Functional clustering methods for longitudinal data with application to electronic health records.
Academic Article
Overview
abstract
We develop a method to estimate subject-level trajectory functions from longitudinal data. The approach can be used for patient phenotyping, feature extraction, or, as in our motivating example, outcome identification, which refers to the process of identifying disease status through patient laboratory tests rather than through diagnosis codes or prescription information. We model the joint distribution of a continuous longitudinal outcome and baseline covariates using an enriched Dirichlet process prior. This joint model decomposes into (local) semiparametric linear mixed models for the outcome given the covariates and simple (local) marginals for the covariates.
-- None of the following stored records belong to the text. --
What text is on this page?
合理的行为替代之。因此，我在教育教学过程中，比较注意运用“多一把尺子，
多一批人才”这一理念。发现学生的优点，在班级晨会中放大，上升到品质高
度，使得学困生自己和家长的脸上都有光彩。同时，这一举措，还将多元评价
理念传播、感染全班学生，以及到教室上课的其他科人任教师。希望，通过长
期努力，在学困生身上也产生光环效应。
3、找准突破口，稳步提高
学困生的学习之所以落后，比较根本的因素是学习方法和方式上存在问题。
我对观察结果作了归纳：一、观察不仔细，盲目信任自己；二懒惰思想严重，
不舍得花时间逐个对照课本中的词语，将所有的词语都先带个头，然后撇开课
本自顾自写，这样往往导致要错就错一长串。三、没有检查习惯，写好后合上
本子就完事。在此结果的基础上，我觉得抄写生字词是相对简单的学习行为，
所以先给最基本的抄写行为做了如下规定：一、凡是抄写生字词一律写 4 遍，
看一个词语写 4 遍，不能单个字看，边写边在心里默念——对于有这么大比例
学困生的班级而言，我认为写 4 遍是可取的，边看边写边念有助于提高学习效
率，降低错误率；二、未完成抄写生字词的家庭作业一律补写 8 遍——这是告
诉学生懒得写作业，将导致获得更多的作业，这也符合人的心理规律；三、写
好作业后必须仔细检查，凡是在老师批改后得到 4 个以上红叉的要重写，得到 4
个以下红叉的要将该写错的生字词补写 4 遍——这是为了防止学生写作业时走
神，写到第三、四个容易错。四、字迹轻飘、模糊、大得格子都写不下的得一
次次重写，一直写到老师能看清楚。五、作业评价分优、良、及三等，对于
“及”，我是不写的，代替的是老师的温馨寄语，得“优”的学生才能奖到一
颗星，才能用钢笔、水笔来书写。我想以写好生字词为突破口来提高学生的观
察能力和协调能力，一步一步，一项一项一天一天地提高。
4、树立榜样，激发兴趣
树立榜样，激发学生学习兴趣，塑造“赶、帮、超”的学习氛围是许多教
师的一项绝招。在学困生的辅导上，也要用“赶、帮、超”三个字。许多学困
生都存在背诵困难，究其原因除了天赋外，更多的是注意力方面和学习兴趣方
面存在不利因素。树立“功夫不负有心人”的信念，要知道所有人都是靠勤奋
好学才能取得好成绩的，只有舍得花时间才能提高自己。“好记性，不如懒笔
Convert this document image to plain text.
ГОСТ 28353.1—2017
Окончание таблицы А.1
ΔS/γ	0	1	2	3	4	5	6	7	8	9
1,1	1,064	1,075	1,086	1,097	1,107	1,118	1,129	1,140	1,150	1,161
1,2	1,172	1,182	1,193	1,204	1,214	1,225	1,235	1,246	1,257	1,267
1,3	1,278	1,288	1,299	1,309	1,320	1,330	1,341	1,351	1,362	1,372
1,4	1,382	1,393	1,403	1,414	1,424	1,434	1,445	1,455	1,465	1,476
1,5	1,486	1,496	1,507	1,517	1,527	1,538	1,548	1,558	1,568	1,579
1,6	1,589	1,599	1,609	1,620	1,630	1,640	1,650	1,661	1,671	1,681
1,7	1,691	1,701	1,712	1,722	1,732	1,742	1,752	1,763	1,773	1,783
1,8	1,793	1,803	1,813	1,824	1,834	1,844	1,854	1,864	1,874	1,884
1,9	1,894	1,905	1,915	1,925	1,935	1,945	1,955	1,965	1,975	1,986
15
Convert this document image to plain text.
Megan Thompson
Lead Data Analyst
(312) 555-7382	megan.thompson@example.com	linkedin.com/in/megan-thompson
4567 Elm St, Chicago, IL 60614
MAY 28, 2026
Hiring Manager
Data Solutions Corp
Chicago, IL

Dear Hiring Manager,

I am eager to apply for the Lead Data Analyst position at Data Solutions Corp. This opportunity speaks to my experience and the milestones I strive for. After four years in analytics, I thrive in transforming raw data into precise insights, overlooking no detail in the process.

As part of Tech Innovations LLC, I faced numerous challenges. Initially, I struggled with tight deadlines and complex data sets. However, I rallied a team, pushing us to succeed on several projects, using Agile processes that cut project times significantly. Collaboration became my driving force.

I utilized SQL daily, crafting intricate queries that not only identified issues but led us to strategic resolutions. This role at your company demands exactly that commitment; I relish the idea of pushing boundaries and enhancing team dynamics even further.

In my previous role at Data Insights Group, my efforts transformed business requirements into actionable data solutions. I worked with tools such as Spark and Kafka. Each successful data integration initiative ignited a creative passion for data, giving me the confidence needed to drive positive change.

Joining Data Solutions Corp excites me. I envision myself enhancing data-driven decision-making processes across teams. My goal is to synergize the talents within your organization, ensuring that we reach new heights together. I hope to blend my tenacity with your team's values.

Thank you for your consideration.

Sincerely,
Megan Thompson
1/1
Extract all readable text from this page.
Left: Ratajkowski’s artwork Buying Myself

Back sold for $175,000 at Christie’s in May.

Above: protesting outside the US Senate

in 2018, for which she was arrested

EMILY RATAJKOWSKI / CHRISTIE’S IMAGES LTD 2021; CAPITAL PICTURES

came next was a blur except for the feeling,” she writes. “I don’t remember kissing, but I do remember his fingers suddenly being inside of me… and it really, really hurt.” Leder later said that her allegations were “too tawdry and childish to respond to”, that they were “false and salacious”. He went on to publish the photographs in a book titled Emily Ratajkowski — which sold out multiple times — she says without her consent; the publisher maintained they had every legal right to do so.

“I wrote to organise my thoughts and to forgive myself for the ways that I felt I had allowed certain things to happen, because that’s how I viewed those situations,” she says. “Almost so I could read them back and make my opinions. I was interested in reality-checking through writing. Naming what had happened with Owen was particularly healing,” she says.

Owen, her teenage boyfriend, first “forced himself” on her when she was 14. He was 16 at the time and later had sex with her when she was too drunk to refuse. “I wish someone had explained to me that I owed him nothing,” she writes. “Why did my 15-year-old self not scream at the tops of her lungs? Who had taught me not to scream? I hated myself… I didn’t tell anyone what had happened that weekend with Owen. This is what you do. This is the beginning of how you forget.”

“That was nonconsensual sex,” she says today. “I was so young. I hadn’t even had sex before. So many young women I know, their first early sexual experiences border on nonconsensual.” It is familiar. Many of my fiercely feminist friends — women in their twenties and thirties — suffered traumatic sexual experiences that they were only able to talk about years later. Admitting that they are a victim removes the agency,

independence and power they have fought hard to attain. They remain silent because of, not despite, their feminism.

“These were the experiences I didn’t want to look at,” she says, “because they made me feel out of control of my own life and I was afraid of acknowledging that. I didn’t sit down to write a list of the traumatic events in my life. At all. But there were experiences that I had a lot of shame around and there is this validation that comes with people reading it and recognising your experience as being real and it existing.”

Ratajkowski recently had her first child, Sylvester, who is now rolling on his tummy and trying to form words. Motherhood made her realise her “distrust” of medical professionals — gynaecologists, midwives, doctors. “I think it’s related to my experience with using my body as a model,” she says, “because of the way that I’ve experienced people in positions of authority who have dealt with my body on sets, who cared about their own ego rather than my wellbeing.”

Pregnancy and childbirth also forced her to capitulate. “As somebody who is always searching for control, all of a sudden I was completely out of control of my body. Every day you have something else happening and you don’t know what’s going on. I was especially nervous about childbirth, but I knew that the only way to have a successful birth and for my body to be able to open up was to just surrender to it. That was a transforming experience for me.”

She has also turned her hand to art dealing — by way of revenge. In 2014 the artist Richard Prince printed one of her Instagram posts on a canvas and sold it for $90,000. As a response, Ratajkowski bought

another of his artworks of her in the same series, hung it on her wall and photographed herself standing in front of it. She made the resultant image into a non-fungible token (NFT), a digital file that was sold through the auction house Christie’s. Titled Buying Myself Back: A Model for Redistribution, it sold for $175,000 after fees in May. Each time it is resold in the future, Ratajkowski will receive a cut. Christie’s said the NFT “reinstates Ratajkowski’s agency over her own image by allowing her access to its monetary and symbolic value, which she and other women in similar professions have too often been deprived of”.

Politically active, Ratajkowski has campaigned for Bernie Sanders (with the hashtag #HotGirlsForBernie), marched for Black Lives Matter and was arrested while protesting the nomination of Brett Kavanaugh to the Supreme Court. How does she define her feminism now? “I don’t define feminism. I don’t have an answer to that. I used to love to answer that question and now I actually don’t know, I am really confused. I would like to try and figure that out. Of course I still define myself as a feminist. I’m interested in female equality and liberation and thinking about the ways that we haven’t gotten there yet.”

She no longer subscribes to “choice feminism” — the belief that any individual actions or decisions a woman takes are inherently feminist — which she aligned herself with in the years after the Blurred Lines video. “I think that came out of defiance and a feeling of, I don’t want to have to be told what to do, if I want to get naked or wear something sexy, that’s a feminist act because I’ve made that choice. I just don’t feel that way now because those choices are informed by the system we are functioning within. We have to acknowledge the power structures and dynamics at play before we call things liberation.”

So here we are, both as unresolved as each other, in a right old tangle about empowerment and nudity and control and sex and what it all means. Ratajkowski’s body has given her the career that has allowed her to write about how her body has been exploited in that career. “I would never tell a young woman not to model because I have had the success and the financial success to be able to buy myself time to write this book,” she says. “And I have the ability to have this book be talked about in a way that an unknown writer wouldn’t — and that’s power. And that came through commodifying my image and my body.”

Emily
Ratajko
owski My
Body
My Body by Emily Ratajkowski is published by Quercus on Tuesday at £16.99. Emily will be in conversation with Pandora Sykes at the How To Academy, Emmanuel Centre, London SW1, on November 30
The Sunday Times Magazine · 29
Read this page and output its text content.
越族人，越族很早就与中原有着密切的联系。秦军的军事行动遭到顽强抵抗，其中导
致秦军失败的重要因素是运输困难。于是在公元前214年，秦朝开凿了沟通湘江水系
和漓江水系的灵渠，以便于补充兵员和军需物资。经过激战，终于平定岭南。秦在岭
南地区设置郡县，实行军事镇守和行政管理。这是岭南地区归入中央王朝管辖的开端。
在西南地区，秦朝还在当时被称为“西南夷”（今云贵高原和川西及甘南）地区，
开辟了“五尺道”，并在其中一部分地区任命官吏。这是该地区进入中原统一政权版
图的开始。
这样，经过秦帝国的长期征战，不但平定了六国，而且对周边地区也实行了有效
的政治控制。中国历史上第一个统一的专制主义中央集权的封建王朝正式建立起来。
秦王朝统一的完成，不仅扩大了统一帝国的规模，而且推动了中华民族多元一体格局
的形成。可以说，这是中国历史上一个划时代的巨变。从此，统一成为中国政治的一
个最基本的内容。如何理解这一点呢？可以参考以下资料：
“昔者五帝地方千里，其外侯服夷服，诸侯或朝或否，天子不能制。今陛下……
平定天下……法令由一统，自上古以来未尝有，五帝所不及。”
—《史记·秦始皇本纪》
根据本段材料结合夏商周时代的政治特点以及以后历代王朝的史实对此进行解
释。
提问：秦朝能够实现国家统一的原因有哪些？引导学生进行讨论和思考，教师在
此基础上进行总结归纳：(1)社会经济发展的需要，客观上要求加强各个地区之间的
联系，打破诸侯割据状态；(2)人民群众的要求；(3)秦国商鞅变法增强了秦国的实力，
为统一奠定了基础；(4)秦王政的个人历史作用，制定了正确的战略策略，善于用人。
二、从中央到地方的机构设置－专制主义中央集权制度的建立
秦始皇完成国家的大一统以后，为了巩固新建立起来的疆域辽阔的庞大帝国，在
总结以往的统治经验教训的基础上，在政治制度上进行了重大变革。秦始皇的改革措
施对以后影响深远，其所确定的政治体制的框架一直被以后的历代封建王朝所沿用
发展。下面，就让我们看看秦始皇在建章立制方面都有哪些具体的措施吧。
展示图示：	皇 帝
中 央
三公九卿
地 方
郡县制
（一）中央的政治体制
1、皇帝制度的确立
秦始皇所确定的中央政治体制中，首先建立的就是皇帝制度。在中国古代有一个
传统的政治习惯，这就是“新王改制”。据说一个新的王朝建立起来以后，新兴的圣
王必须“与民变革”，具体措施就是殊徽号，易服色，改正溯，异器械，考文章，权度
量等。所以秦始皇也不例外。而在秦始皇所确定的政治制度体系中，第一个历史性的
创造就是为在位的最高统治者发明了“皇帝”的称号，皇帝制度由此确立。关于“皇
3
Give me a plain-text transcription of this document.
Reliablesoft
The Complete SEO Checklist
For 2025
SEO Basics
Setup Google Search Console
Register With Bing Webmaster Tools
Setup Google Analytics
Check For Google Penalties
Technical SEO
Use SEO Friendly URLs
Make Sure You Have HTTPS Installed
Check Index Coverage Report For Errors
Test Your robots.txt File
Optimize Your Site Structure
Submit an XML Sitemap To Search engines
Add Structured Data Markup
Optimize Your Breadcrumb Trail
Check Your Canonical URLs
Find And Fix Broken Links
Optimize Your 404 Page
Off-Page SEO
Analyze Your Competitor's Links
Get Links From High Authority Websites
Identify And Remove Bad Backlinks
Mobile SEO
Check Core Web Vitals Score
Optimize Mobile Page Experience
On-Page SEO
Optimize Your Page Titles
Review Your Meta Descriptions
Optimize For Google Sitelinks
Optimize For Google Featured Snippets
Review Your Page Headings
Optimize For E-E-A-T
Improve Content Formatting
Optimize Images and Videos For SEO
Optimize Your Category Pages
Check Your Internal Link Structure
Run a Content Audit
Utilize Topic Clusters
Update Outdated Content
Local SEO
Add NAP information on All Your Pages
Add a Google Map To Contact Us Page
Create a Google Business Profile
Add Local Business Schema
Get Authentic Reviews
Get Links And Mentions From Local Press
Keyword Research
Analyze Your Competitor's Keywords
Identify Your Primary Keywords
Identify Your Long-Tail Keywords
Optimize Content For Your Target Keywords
The nonparametric enriched Dirichlet process prior is placed on the regression and spline coefficients, the error variance, and the parameters governing the predictor space. This leads to clustering of patients based on their outcomes and covariates. We predict the outcome at unobserved time points for subjects with data at other time points as well as for new subjects with only baseline covariates. We find improved prediction over mixed models with Dirichlet process priors when there are a large number of covariates. Our method is demonstrated with electronic health records consisting of initiators of second-generation antipsychotic medications, which are known to increase the risk of diabetes. We use our model to predict laboratory values indicative of diabetes for each individual and assess incidence of suspected diabetes from the predicted dataset.